Certes, les Algériens savent leur président devenu, pour raison de santé, économe de ses prestations officielles publiques, mais ils ne sont pas pour autant convaincus que c'est la seule cause de son silence dans un contexte national, régional et international où ils ont besoin des éclairages de l'homme sur les épaules duquel repose la stabilité de la nation. C'est pourquoi ils se laissent aller à en trouver l'explication dans les rumeurs et spéculations qui foisonnent sur le sujet et dont sont prodigues les milieux politico-médiatiques.

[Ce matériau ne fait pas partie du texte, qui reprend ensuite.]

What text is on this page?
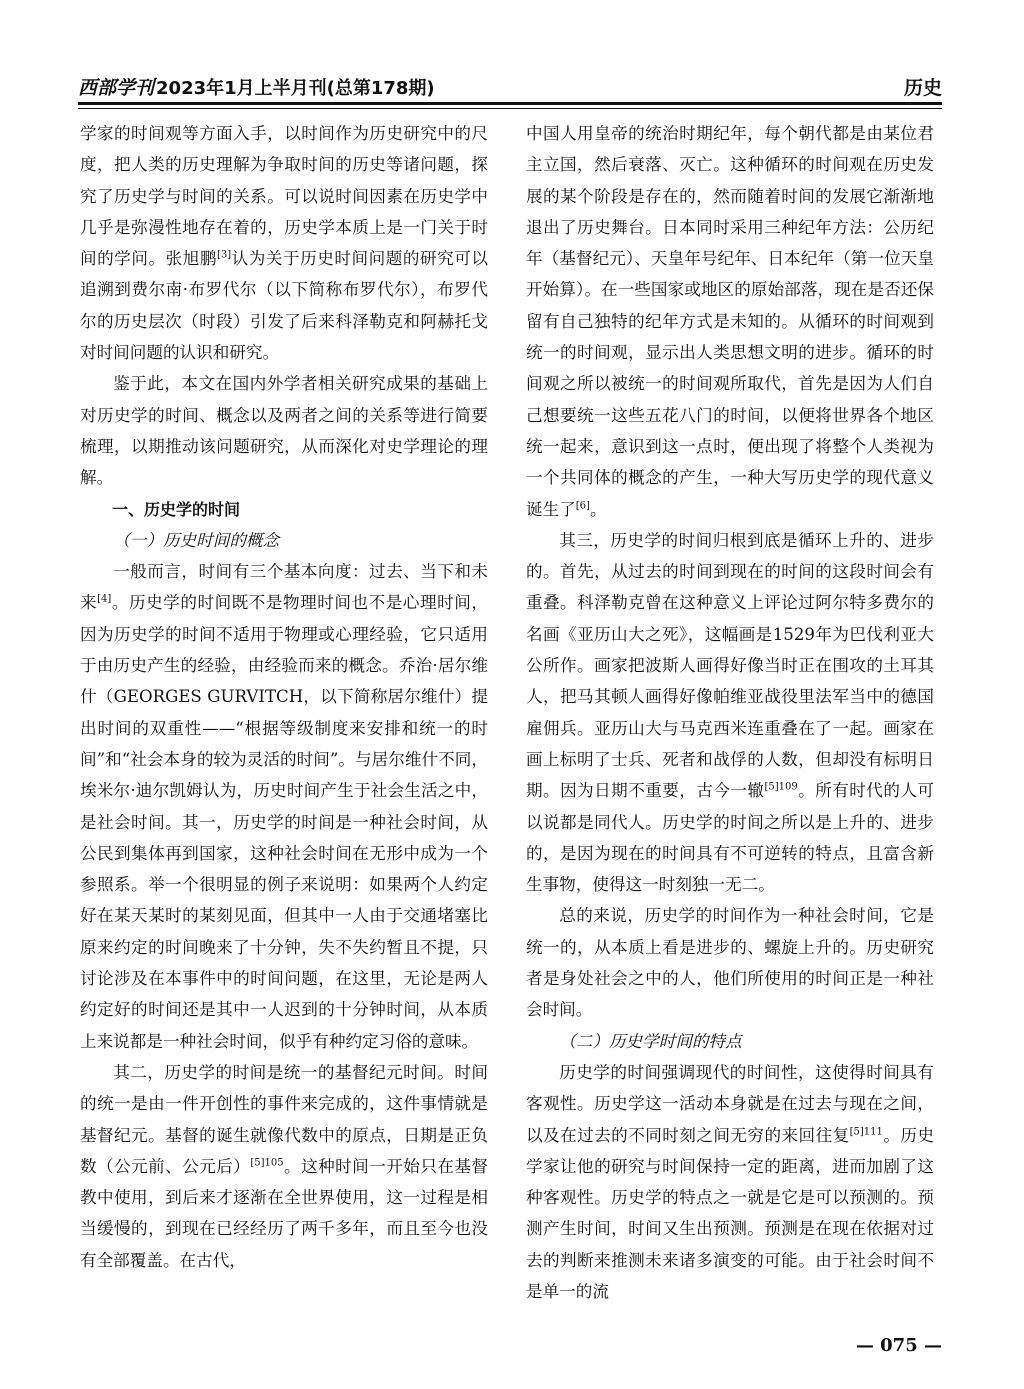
西部学刊 2023年1月上半月刊(总第178期)	历史

学家的时间观等方面入手，以时间作为历史研究中的尺度，把人类的历史理解为争取时间的历史等诸问题，探究了历史学与时间的关系。可以说时间因素在历史学中几乎是弥漫性地存在着的，历史学本质上是一门关于时间的学问。张旭鹏[3]认为关于历史时间问题的研究可以追溯到费尔南·布罗代尔（以下简称布罗代尔），布罗代尔的历史层次（时段）引发了后来科泽勒克和阿赫托戈对时间问题的认识和研究。

鉴于此，本文在国内外学者相关研究成果的基础上对历史学的时间、概念以及两者之间的关系等进行简要梳理，以期推动该问题研究，从而深化对史学理论的理解。

一、历史学的时间

（一）历史时间的概念

一般而言，时间有三个基本向度：过去、当下和未来[4]。历史学的时间既不是物理时间也不是心理时间，因为历史学的时间不适用于物理或心理经验，它只适用于由历史产生的经验，由经验而来的概念。乔治·居尔维什（GEORGES GURVITCH，以下简称居尔维什）提出时间的双重性——“根据等级制度来安排和统一的时间”和“社会本身的较为灵活的时间”。与居尔维什不同，埃米尔·迪尔凯姆认为，历史时间产生于社会生活之中，是社会时间。其一，历史学的时间是一种社会时间，从公民到集体再到国家，这种社会时间在无形中成为一个参照系。举一个很明显的例子来说明：如果两个人约定好在某天某时的某刻见面，但其中一人由于交通堵塞比原来约定的时间晚来了十分钟，失不失约暂且不提，只讨论涉及在本事件中的时间问题，在这里，无论是两人约定好的时间还是其中一人迟到的十分钟时间，从本质上来说都是一种社会时间，似乎有种约定习俗的意味。

其二，历史学的时间是统一的基督纪元时间。时间的统一是由一件开创性的事件来完成的，这件事情就是基督纪元。基督的诞生就像代数中的原点，日期是正负数（公元前、公元后）$^{[5]105}$。这种时间一开始只在基督教中使用，到后来才逐渐在全世界使用，这一过程是相当缓慢的，到现在已经经历了两千多年，而且至今也没有全部覆盖。在古代，

中国人用皇帝的统治时期纪年，每个朝代都是由某位君主立国，然后衰落、灭亡。这种循环的时间观在历史发展的某个阶段是存在的，然而随着时间的发展它渐渐地退出了历史舞台。日本同时采用三种纪年方法：公历纪年（基督纪元）、天皇年号纪年、日本纪年（第一位天皇开始算）。在一些国家或地区的原始部落，现在是否还保留有自己独特的纪年方式是未知的。从循环的时间观到统一的时间观，显示出人类思想文明的进步。循环的时间观之所以被统一的时间观所取代，首先是因为人们自己想要统一这些五花八门的时间，以便将世界各个地区统一起来，意识到这一点时，便出现了将整个人类视为一个共同体的概念的产生，一种大写历史学的现代意义诞生了[6]。

其三，历史学的时间归根到底是循环上升的、进步的。首先，从过去的时间到现在的时间的这段时间会有重叠。科泽勒克曾在这种意义上评论过阿尔特多费尔的名画《亚历山大之死》，这幅画是1529年为巴伐利亚大公所作。画家把波斯人画得好像当时正在围攻的土耳其人，把马其顿人画得好像帕维亚战役里法军当中的德国雇佣兵。亚历山大与马克西米连重叠在了一起。画家在画上标明了士兵、死者和战俘的人数，但却没有标明日期。因为日期不重要，古今一辙$^{[5]109}$。所有时代的人可以说都是同代人。历史学的时间之所以是上升的、进步的，是因为现在的时间具有不可逆转的特点，且富含新生事物，使得这一时刻独一无二。

总的来说，历史学的时间作为一种社会时间，它是统一的，从本质上看是进步的、螺旋上升的。历史研究者是身处社会之中的人，他们所使用的时间正是一种社会时间。

（二）历史学时间的特点

历史学的时间强调现代的时间性，这使得时间具有客观性。历史学这一活动本身就是在过去与现在之间，以及在过去的不同时刻之间无穷的来回往复$^{[5]111}$。历史学家让他的研究与时间保持一定的距离，进而加剧了这种客观性。历史学的特点之一就是它是可以预测的。预测产生时间，时间又生出预测。预测是在现在依据对过去的判断来推测未来诸多演变的可能。由于社会时间不是单一的流

— 075 —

Aujourd'hui à Laghouat où il va «inaugurer» l'année universitaire, Bouteflika a l'opportunité d'éclairer ses compatriotes sur certaines des questions qu'ils se posent. Faute de quoi, la persistance de son silence leur fera accepter pour vérité l'affirmation développée par maintes sources que l'Algérie serait sans pilote, alors que d'inquiétants nuages s'amoncellent au-dessus de son ciel. Le Président ne peut ignorer que c'est de son camp qu'émane l'argumentaire qui cherche à créditer l'opinion que le sommet de l'Etat est en déshérence. La guéguerre à laquelle se livrent les partis de l'Alliance, censée être rassemblée autour du Président, ne s'explique pour le citoyen lambda que par le fait que ses protagonistes sont dans la conviction que l'Algérie est dans une fin de règne, rendant aléatoires l'allégeance et le soutien à Bouteflika qui ont été leur fonds de commerce politique, tant qu'il tenait fermement les rênes du pouvoir et en était la source décisionnelle prévalente.

A les voir s'entredéchirer et même s'attaquer au fond des réformes politiques initiées par Bouteflika, ce citoyen lambda ne peut que tirer effectivement la conclusion d'un vide au sommet de l'Etat et que leur Président n'est plus en situation de préserver la cohésion de son propre camp.

On dit de Bouteflika qu'il pratique de façon émérite l'art de surprendre partisans et adversaires. Peut-être que la stratégie du silence relève pour lui de cet art et qu'il ne veut pas que la pression venant des premiers ou des seconds lui dicte quand et comment rompre son silence. Mais à trop s'enfermer dans le mutisme et couper ainsi sa communication avec le peuple, il va arriver à Bouteflika de conforter l'argument de ses adversaires qui le donne pour totalement déconnecté des Algériens et ses vision et projets de réformes en total déphasage avec ce à quoi aspire la société algérienne.